Chiemi Eri wants to Mambo !

Figure populaire nippone méconnue par ici, Chiemi Eri a vécu la carrière d'un Sinatra au féminin dans le Japon des années 50/60. Femme libérée, mais un peu suicidée vers la fin …

Chiemi Eri ( 久保智惠美 ) est née en janvier 1937 à Taitō, arrondissement de Tokyo. Elle baigne dans l’univers musical car Masuo Kubo, son père est un musicien autodidacte joueur de clarinette,  piano et shamisen qui se produit avec son groupe au sein de la Yoshimoto Kogyo Company (un des plus important groupe japonais de divertissements et de médias), quand sa mère, Toshiko Tanizaki est chanteuse d’opéra, dans la même compagnie.

 

 Chiemi Eri débute très tôt sa carrière de chanteuse sur les bases d’occupation militaires US à reprendre les standards musicaux de l’époque avec succès. Elle se fait alors appeler « Ellie », surnom qu’elle conserve pour la scène, Eri se prononçant « Ellie » en japonais.

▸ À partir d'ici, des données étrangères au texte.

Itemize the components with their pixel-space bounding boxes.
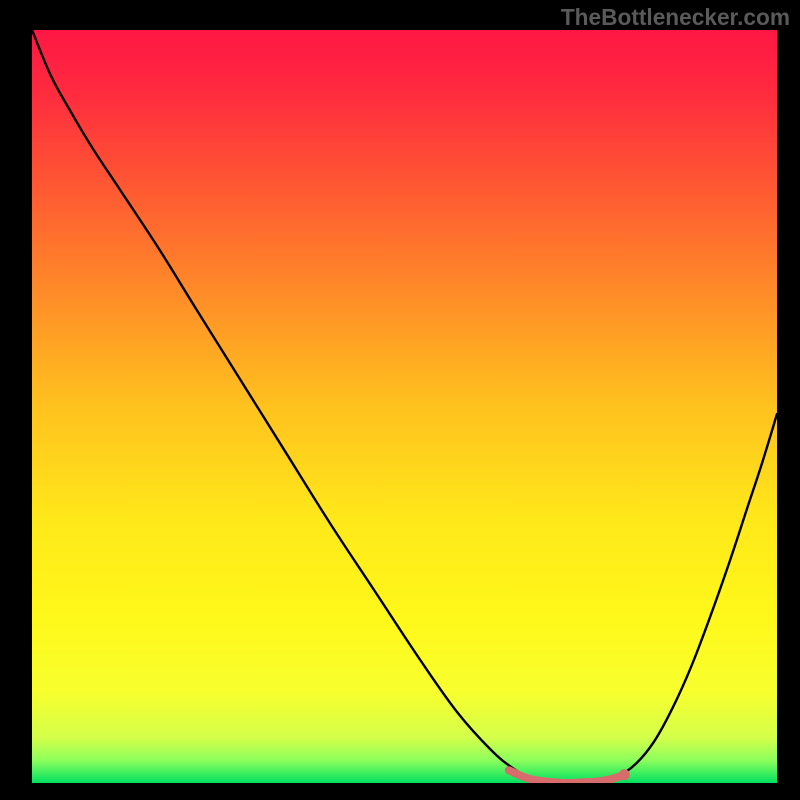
bottleneck-chart xyxy=(32,30,777,783)
optimal-end-marker xyxy=(619,769,630,780)
figure-container: TheBottlenecker.com xyxy=(0,0,800,800)
plot-area xyxy=(32,30,777,783)
watermark-text: TheBottlenecker.com xyxy=(561,4,790,31)
gradient-background xyxy=(32,30,777,783)
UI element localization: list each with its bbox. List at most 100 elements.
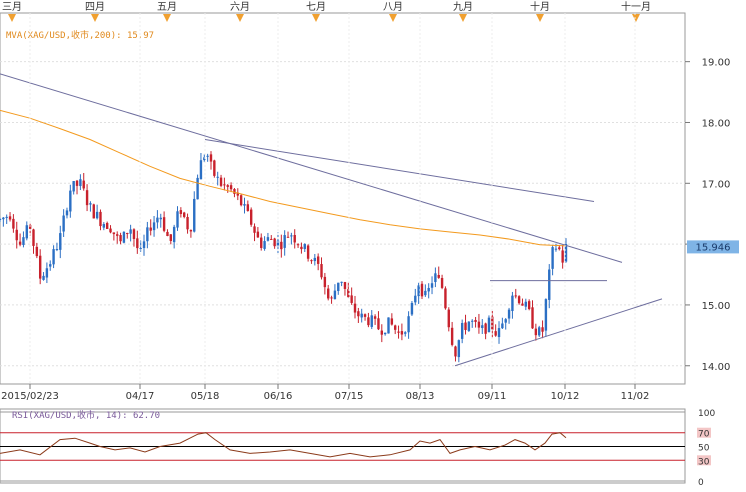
candle — [363, 313, 367, 321]
candle — [196, 174, 199, 200]
month-label: 五月 — [157, 1, 177, 13]
candle-body — [233, 189, 236, 194]
candle — [99, 209, 102, 231]
candle-body — [544, 299, 548, 331]
candle-body — [487, 317, 491, 333]
rsi-level-marker — [697, 455, 711, 466]
rsi-grid — [0, 411, 685, 482]
candle — [142, 234, 146, 256]
candle — [5, 214, 8, 224]
candle — [12, 214, 15, 233]
candle-body — [146, 227, 149, 242]
candle-body — [373, 316, 377, 319]
candle-body — [477, 321, 481, 328]
candle — [377, 311, 380, 331]
date-label: 2015/02/23 — [1, 391, 59, 402]
month-marker — [312, 14, 320, 22]
candle-body — [457, 340, 461, 358]
candle — [280, 234, 283, 258]
candle-body — [420, 283, 424, 297]
candle-body — [521, 303, 524, 306]
candle-body — [229, 185, 233, 190]
candle — [497, 321, 501, 344]
last-price-marker — [687, 240, 739, 254]
candle — [136, 230, 139, 254]
candle — [52, 245, 55, 269]
candle-body — [330, 297, 333, 299]
candle-body — [183, 212, 186, 217]
candle — [166, 229, 169, 237]
candle — [92, 203, 95, 219]
candle — [55, 242, 59, 252]
candle-body — [193, 198, 196, 232]
candle — [531, 300, 534, 329]
candle-body — [129, 229, 132, 234]
month-label: 七月 — [306, 1, 326, 13]
candle — [116, 231, 119, 244]
candle — [316, 253, 320, 271]
candle — [347, 282, 350, 298]
candle — [410, 301, 414, 316]
candle-body — [226, 185, 229, 187]
candle — [561, 244, 564, 269]
candle-body — [400, 331, 404, 335]
candle — [266, 232, 270, 242]
candle — [494, 324, 497, 337]
rsi-tick-label: 0 — [698, 478, 704, 488]
candle-body — [0, 218, 2, 220]
candle — [206, 153, 209, 162]
candle — [72, 180, 75, 195]
candle — [62, 209, 65, 237]
candle — [172, 224, 176, 249]
candle-body — [112, 232, 116, 235]
candle — [457, 339, 461, 363]
candle-body — [219, 177, 223, 186]
candle — [246, 200, 250, 212]
candle — [79, 174, 82, 191]
candle — [59, 225, 62, 259]
price-tick-label: 15.00 — [702, 301, 731, 312]
candle-body — [266, 237, 270, 241]
candle — [527, 299, 531, 311]
price-tick-label: 18.00 — [702, 118, 731, 129]
candle-body — [122, 231, 126, 243]
trendline — [204, 139, 595, 203]
candle-body — [367, 317, 370, 326]
candle — [511, 291, 514, 319]
candle-body — [72, 181, 75, 192]
candle-body — [527, 301, 531, 310]
candle — [35, 242, 39, 259]
candle-body — [347, 289, 350, 298]
candle — [434, 267, 437, 288]
candle — [330, 295, 333, 304]
candle — [544, 298, 548, 337]
candle — [69, 184, 72, 218]
candle — [521, 298, 524, 306]
candle — [239, 194, 243, 207]
candle-body — [186, 216, 189, 230]
candle — [414, 288, 417, 306]
candle — [203, 154, 206, 163]
candle — [249, 207, 253, 227]
candle-body — [280, 241, 283, 250]
candle — [337, 282, 340, 295]
candle — [18, 233, 22, 247]
rsi-line — [0, 432, 567, 458]
candle-body — [149, 227, 152, 231]
candle — [538, 325, 541, 338]
candle-body — [249, 209, 253, 225]
candle — [444, 286, 447, 310]
candle — [256, 227, 260, 238]
candle — [152, 215, 156, 237]
month-label: 三月 — [2, 1, 22, 13]
candle — [270, 235, 273, 240]
candle-body — [430, 283, 434, 288]
candle — [507, 307, 511, 324]
candle-body — [564, 243, 568, 262]
candle — [393, 324, 397, 335]
candle — [306, 244, 310, 262]
candle — [159, 213, 162, 228]
candle — [390, 313, 394, 326]
candle — [383, 332, 387, 336]
candle-body — [504, 319, 507, 323]
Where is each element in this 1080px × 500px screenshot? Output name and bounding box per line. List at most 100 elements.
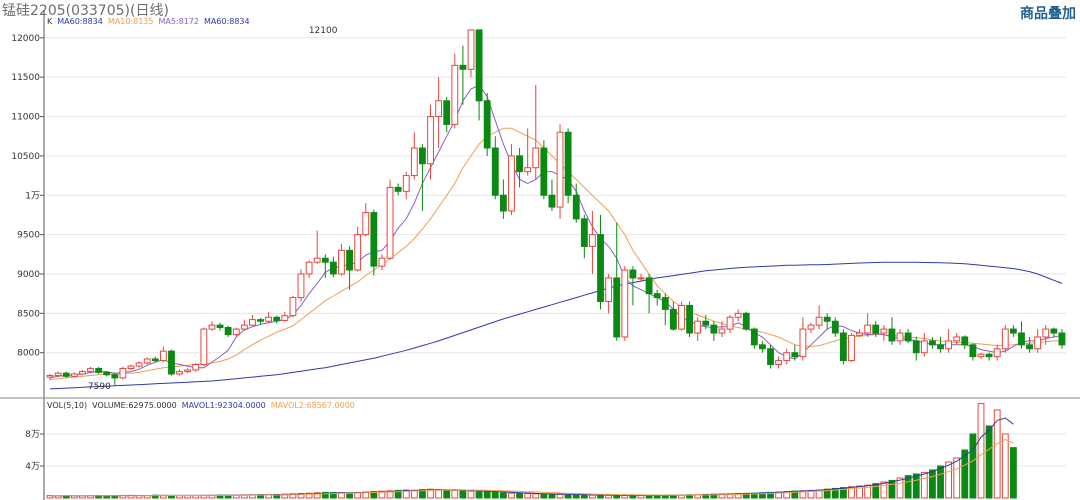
volume-bar [362, 491, 370, 499]
candle-body [168, 350, 175, 375]
candle-body [759, 344, 766, 350]
candle-body [419, 147, 426, 165]
candle-body [143, 358, 151, 364]
candle-body [313, 257, 321, 263]
candle-body [240, 324, 248, 330]
volume-bar [872, 483, 880, 499]
candle-body [929, 340, 936, 346]
price-annotation: 7590 [88, 382, 111, 392]
volume-bar [904, 475, 912, 499]
candle-body [54, 372, 62, 377]
candle-body [249, 319, 256, 326]
candle-body [597, 234, 604, 303]
volume-bar [896, 477, 904, 499]
legend-volume: VOLUME:62975.0000 [92, 401, 177, 410]
candle-body [572, 194, 580, 220]
candle-body [589, 234, 596, 247]
candle-body [1058, 332, 1066, 346]
volume-bar [313, 492, 321, 499]
candle-body [993, 348, 1001, 358]
price-annotation: 12100 [309, 26, 338, 36]
volume-bar [427, 488, 434, 499]
candle-body [281, 315, 289, 321]
volume-bar [580, 494, 588, 499]
candle-body [880, 328, 888, 334]
candle-body [232, 328, 240, 336]
volume-bar [1009, 447, 1017, 499]
volume-bar [597, 494, 604, 499]
candle-body [1026, 344, 1033, 350]
volume-bar [467, 490, 475, 499]
volume-bar [435, 489, 443, 499]
candle-body [1034, 336, 1042, 350]
candle-body [305, 261, 313, 275]
candle-body [427, 116, 434, 165]
price-tick-label: 9500 [17, 231, 40, 241]
volume-bar [540, 493, 548, 499]
volume-bar [378, 490, 386, 499]
volume-tick-label: 4万 [25, 462, 40, 472]
candle-body [580, 218, 588, 247]
volume-bar [548, 493, 556, 499]
legend-mavol2: MAVOL2:68567.0000 [270, 401, 355, 410]
volume-bar [402, 489, 410, 499]
candle-body [184, 369, 192, 373]
candle-body [985, 353, 993, 358]
candle-body [176, 371, 183, 375]
candle-body [516, 155, 523, 173]
volume-bar [516, 492, 523, 499]
volume-bar [305, 492, 313, 499]
candle-body [726, 316, 734, 330]
candle-body [1018, 332, 1025, 346]
volume-bar [888, 479, 896, 499]
candle-body [151, 358, 159, 362]
candle-body [718, 328, 726, 334]
volume-bar [321, 491, 329, 499]
candle-body [508, 155, 515, 212]
volume-bar [839, 487, 847, 499]
candle-body [775, 360, 783, 366]
candle-body [767, 348, 774, 366]
candle-body [669, 308, 677, 330]
volume-bar [937, 465, 944, 499]
candle-body [119, 367, 127, 379]
price-tick-label: 11500 [11, 73, 40, 83]
legend-vol: VOL(5,10) [47, 401, 88, 410]
candle-body [224, 327, 232, 336]
candle-body [435, 100, 443, 118]
legend-ma10: MA10:8135 [107, 17, 154, 26]
volume-bar [370, 491, 378, 499]
mavol2-line [50, 439, 1014, 497]
volume-bar [605, 494, 613, 499]
candle-body [95, 367, 103, 373]
candle-body [87, 367, 94, 373]
candle-body [46, 375, 54, 378]
overlay-commodity-button[interactable]: 商品叠加 [1020, 6, 1076, 22]
volume-bar [572, 494, 580, 499]
candle-body [524, 167, 532, 173]
volume-legend: VOL(5,10) VOLUME:62975.0000 MAVOL1:92304.0… [47, 401, 360, 410]
candle-body [637, 277, 645, 280]
candle-body [451, 64, 459, 125]
candle-body [499, 194, 507, 212]
candle-body [475, 29, 483, 102]
candle-body [289, 297, 297, 317]
candle-body [920, 340, 928, 354]
volume-bar [419, 489, 426, 499]
candle-body [953, 336, 961, 342]
candle-body [799, 328, 807, 358]
candle-body [710, 324, 718, 334]
volume-bar [508, 492, 515, 499]
candle-body [823, 316, 831, 322]
price-tick-label: 1万 [25, 191, 40, 201]
volume-bar [491, 491, 499, 499]
price-tick-label: 8500 [17, 309, 40, 319]
candle-body [742, 312, 750, 330]
candle-body [127, 365, 135, 369]
price-tick-label: 8000 [17, 349, 40, 359]
candle-body [613, 277, 621, 338]
candle-body [839, 332, 847, 362]
candle-body [79, 371, 86, 375]
candle-body [378, 257, 386, 267]
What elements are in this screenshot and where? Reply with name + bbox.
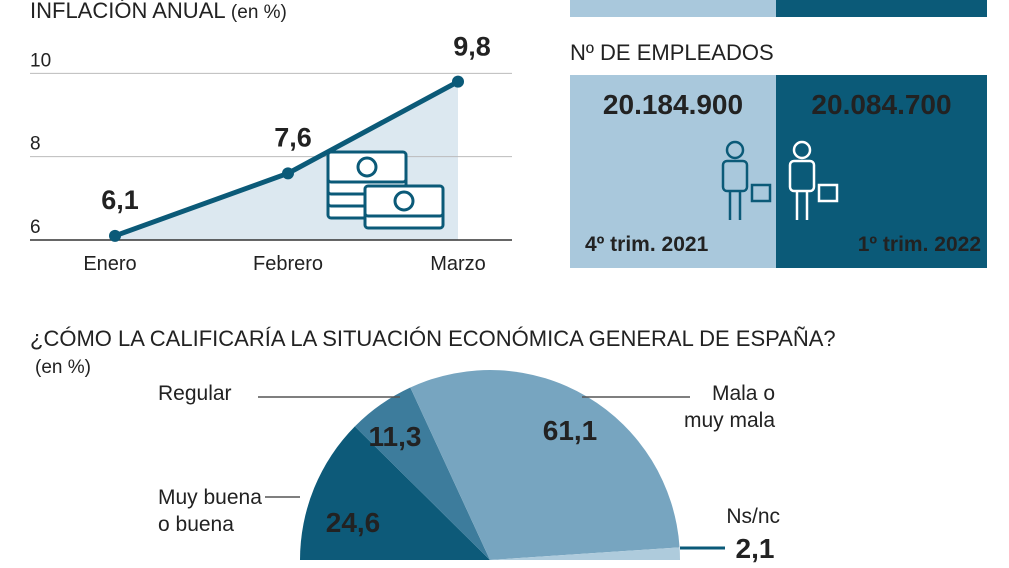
slice xyxy=(300,426,490,560)
card xyxy=(776,75,987,268)
slice xyxy=(354,387,490,560)
subtitle-text: (en %) xyxy=(231,2,287,23)
slice-label: Ns/nc xyxy=(726,505,780,528)
category-label: 4º trim. 2021 xyxy=(585,233,709,256)
slice xyxy=(490,547,680,560)
chart-title: ¿CÓMO LA CALIFICARÍA LA SITUACIÓN ECONÓM… xyxy=(30,326,836,351)
slice xyxy=(410,370,680,560)
header-cell xyxy=(570,0,776,17)
chart-title: Nº DE EMPLEADOS xyxy=(570,40,774,65)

Eri a trouvé un moyen de bien vivre sous l’occupation dans un Japon en pleine reconstruction en surfant sur la vague d’hybridation musicale qui voit le jour en même temps que la reconstruction d’une industrie musicale locale à base jazz, be-bop, swing, mambo, etc. Signé chez King Records, Tennessee Waltz, son premier disque enregistré à l’âge de 14 ans en témoigne avec son interprétation bilingue en anglais et japonais. Son timbre de voix dénotant une certaine maturité, lui assure ainsi une célébrité au Japon et aux Etats-Unis.

Elle va poursuivre en interprétant des chansons du folklore japonais (par exemple Sano-sa et Sakaba-nite, considérés comme ses plus grand succès), comme avec des tubes internationaux (Blue Moon, Jambalaya, Besame Mucho, Carioca, C’est si bon, etc.). Sur scène, elle se fait accompagner par des musiciens de renom, notamment le saxophoniste Nobuo Hara et son Jazz Big Band Sharps and Flats, connus pour avoir popularisé le jazz au Japon. Elle enregistre également avec les Tokyo Cuban Boys un album aux sonorités cubaines.


Devenue une figure de la culture populaire nippone dans les années 50 au cinéma et au théâtre avec Misora Hibari et Izumi Yukimura, également actrices et chanteuses, elles forment les Trois sœurs, l’émission Chiemi Ooini-utau (Chiemi sing a lot), lui est dédiée en 1965. Elle participe aussi de nombreuses fois à Kohaku Uta- Gassen, qu’elle remporte deux fois en 1963 et1964. Prenant la forme d’un concours musical, cette émission télé, l’une des plus populaires du Japon est diffusée chaque année lors du réveillon du nouvel an. La version locale de 36 Chandelles.

Mais sa réussite n’a pas fait que son bonheur, car en femme libérée de son époque, les jaloux n’ont eu de cesse de lui pourrir le quotidien, un temps mariée à Ken Takakura (en 1959), un acteur japonais de renom, parfois surnommé le « Clint Eastwood japonais », elle a du s’en séparer à cause d’une histoire d’escroquerie organisée par sa demi-sœur,  jalouse de son succès. Le 13 février 1982, elle est retrouvée morte par son manager dans de mystérieuses circonstances. Elle avait 45 ans.

La compilation de ses œuvres, soient 16 chansons issues d'albums 25 cm enregistrés entre 1958 et 1962 chez King Records Japan est là : entre jazz vocal, rythmes latino et folk japonais. Aux arrangements cubains, tout en percussions et en cuivres, se mêlent le Min’yo, où Chiemi Eri dévoile les prouesses vocales caractéristiques du genre,  avec le kobushi, une sorte de mélisme qui fait varier plusieurs notes sur une même syllabe. Et, si le son qui oscille de Celia Cruz à Ella Fitzgerald en ressort d’une certaine actualité en 2016, c’est que l’hybride musical était assez au point pour encore nous séduire.